La Sardegna dell’età del Bronzo (XVIII-X secolo a.C.) vede lo sviluppo di una civiltà straordinaria, la civiltà nuragica, pienamente inserita nei circuiti di scambio culturale, commerciale e di conoscenze tecniche attivi nel Mediterraneo.
In questo contesto, le comunità locali esprimono una spiccata vocazione costruttiva, concretizzata nell’ideazione e nella realizzazione di tipologie architettoniche originali, quali i nuraghi, le tombe di giganti, le fonti e i pozzi sacri.
Alla più emblematica tra queste architetture, il nuraghe, è dedicato uno studio sistematico proposto per la prima volta in questo volume da Serena Noemi Cappai. L’opera presenta, attraverso un ampio e articolato apparato iconografico, i risultati di una duplice linea di indagine: l’analisi delle caratteristiche tecniche e costruttive del monumento nuragico e lo studio delle dinamiche operative che ne hanno guidato la realizzazione.
L’approfondimento di questi due ambiti consente di avvicinarsi alla comprensione di un linguaggio costruttivo codificato già nel II millennio a.C., fondato non su segni scritti o sistemi numerici formalizzati, ma su geometrie complesse tracciate mediante strumenti semplici quali corde, pali e filo a piombo, e tradotte in strutture murarie realizzate con grande perizia attraverso l’applicazione del principio costruttivo dell’aggetto progressivo degli elementi lapidei.
Protagonisti di questo processo sono costruttori capaci di governare consapevolmente le forze agenti sulla struttura, garantendone l’equilibrio nel tempo, e di applicare procedure condivise e sperimentate, oggi riconoscibili come regole geometriche e proporzionali di dimensionamento, pur in assenza di una loro formalizzazione teorica.

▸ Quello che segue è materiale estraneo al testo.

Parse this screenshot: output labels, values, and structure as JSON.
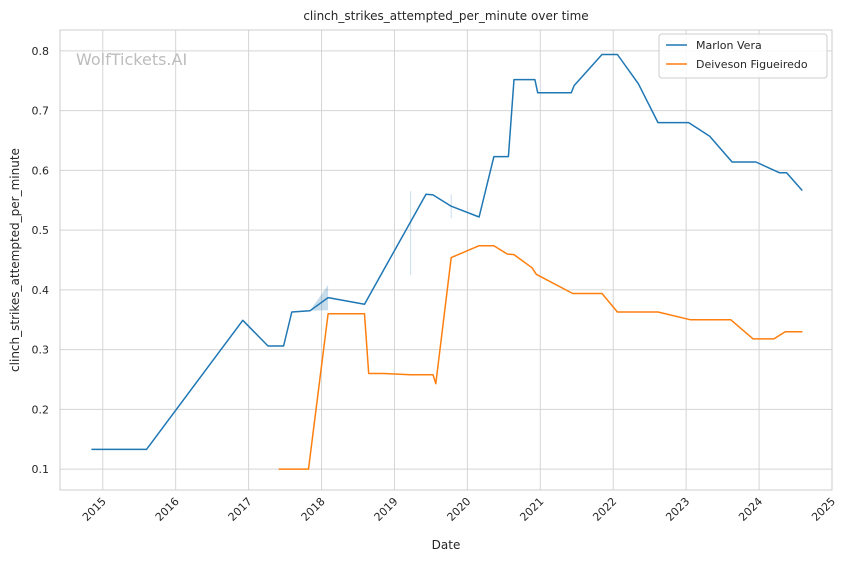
{
  "chart_data": {
    "type": "line",
    "title": "clinch_strikes_attempted_per_minute over time",
    "xlabel": "Date",
    "ylabel": "clinch_strikes_attempted_per_minute",
    "watermark": "WolfTickets.AI",
    "x_axis_type": "date",
    "xlim": [
      "2014-06-01",
      "2025-01-01"
    ],
    "ylim": [
      0.065,
      0.835
    ],
    "x_ticks": [
      "2015",
      "2016",
      "2017",
      "2018",
      "2019",
      "2020",
      "2021",
      "2022",
      "2023",
      "2024",
      "2025"
    ],
    "y_ticks": [
      "0.1",
      "0.2",
      "0.3",
      "0.4",
      "0.5",
      "0.6",
      "0.7",
      "0.8"
    ],
    "grid": true,
    "legend_position": "top-right",
    "series": [
      {
        "name": "Marlon Vera",
        "color": "#1f77b4",
        "points": [
          [
            "2014-11-08",
            0.133
          ],
          [
            "2015-08-08",
            0.133
          ],
          [
            "2016-12-03",
            0.349
          ],
          [
            "2017-04-08",
            0.306
          ],
          [
            "2017-06-25",
            0.306
          ],
          [
            "2017-08-05",
            0.363
          ],
          [
            "2017-11-04",
            0.365
          ],
          [
            "2018-02-03",
            0.387
          ],
          [
            "2018-08-04",
            0.376
          ],
          [
            "2019-06-08",
            0.56
          ],
          [
            "2019-07-13",
            0.559
          ],
          [
            "2019-10-12",
            0.54
          ],
          [
            "2020-02-29",
            0.522
          ],
          [
            "2020-05-13",
            0.623
          ],
          [
            "2020-07-25",
            0.623
          ],
          [
            "2020-08-22",
            0.752
          ],
          [
            "2020-12-05",
            0.752
          ],
          [
            "2020-12-19",
            0.73
          ],
          [
            "2021-06-05",
            0.73
          ],
          [
            "2021-06-19",
            0.742
          ],
          [
            "2021-11-06",
            0.794
          ],
          [
            "2022-01-22",
            0.794
          ],
          [
            "2022-05-07",
            0.745
          ],
          [
            "2022-08-13",
            0.68
          ],
          [
            "2023-01-14",
            0.68
          ],
          [
            "2023-04-29",
            0.657
          ],
          [
            "2023-08-19",
            0.614
          ],
          [
            "2023-12-16",
            0.614
          ],
          [
            "2024-04-13",
            0.596
          ],
          [
            "2024-05-18",
            0.596
          ],
          [
            "2024-08-03",
            0.567
          ]
        ],
        "bands": [
          {
            "points": [
              [
                "2017-11-04",
                0.365,
                0.365
              ],
              [
                "2018-02-03",
                0.366,
                0.408
              ]
            ]
          },
          {
            "points": [
              [
                "2019-03-23",
                0.425,
                0.565
              ]
            ]
          },
          {
            "points": [
              [
                "2019-10-12",
                0.52,
                0.56
              ]
            ]
          }
        ]
      },
      {
        "name": "Deiveson Figueiredo",
        "color": "#ff7f0e",
        "points": [
          [
            "2017-06-03",
            0.1
          ],
          [
            "2017-10-28",
            0.1
          ],
          [
            "2018-02-03",
            0.36
          ],
          [
            "2018-08-04",
            0.36
          ],
          [
            "2018-08-25",
            0.26
          ],
          [
            "2018-11-10",
            0.26
          ],
          [
            "2019-03-23",
            0.258
          ],
          [
            "2019-07-13",
            0.258
          ],
          [
            "2019-07-27",
            0.243
          ],
          [
            "2019-10-12",
            0.454
          ],
          [
            "2020-02-29",
            0.474
          ],
          [
            "2020-05-13",
            0.474
          ],
          [
            "2020-07-19",
            0.46
          ],
          [
            "2020-08-22",
            0.459
          ],
          [
            "2020-11-21",
            0.437
          ],
          [
            "2020-12-12",
            0.426
          ],
          [
            "2021-06-12",
            0.394
          ],
          [
            "2021-11-06",
            0.394
          ],
          [
            "2022-01-22",
            0.363
          ],
          [
            "2022-08-13",
            0.363
          ],
          [
            "2023-01-21",
            0.35
          ],
          [
            "2023-08-12",
            0.35
          ],
          [
            "2023-12-02",
            0.318
          ],
          [
            "2024-03-16",
            0.318
          ],
          [
            "2024-05-11",
            0.33
          ],
          [
            "2024-08-03",
            0.33
          ]
        ],
        "bands": []
      }
    ]
  }
}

Ne emerge una vera e propria regola dell’arte muraria, di natura empirica ma rigorosa, la cui comprensione consente di restituire pieno valore alla cultura costruttiva nuragica e di interpretarne correttamente le espressioni architettoniche.
Serena Noemi Cappai
Serena Noemi Cappai, laureata in Architettura presso l’Università degli Studi di Firenze, ha conseguito un Master in Economia e Gestione dei Beni Culturali presso la Facoltà di Economia “Tor Vergata” Roma. Con la partecipazione al corso di perfezionamento in “Restauro archeologico dei manufatti architettonici ridotti allo stato di rudere” presso la Facoltà di Architettura dell’ateneo fiorentino, ha approfondito il tema del restauro archeologico.
Ha svolto la professione di architetto nell’ambito del restauro dei beni architettonici.
Nel settore della ricerca sulle caratteristiche tecnico-costruttive e strutturali delle murature a secco, ed in particolare delle costruzioni nuragiche, ha partecipato a numerosi incontri scientifici, anche a carattere internazionale, promossi dalle Università, con la relativa pubblicazione dei contributi.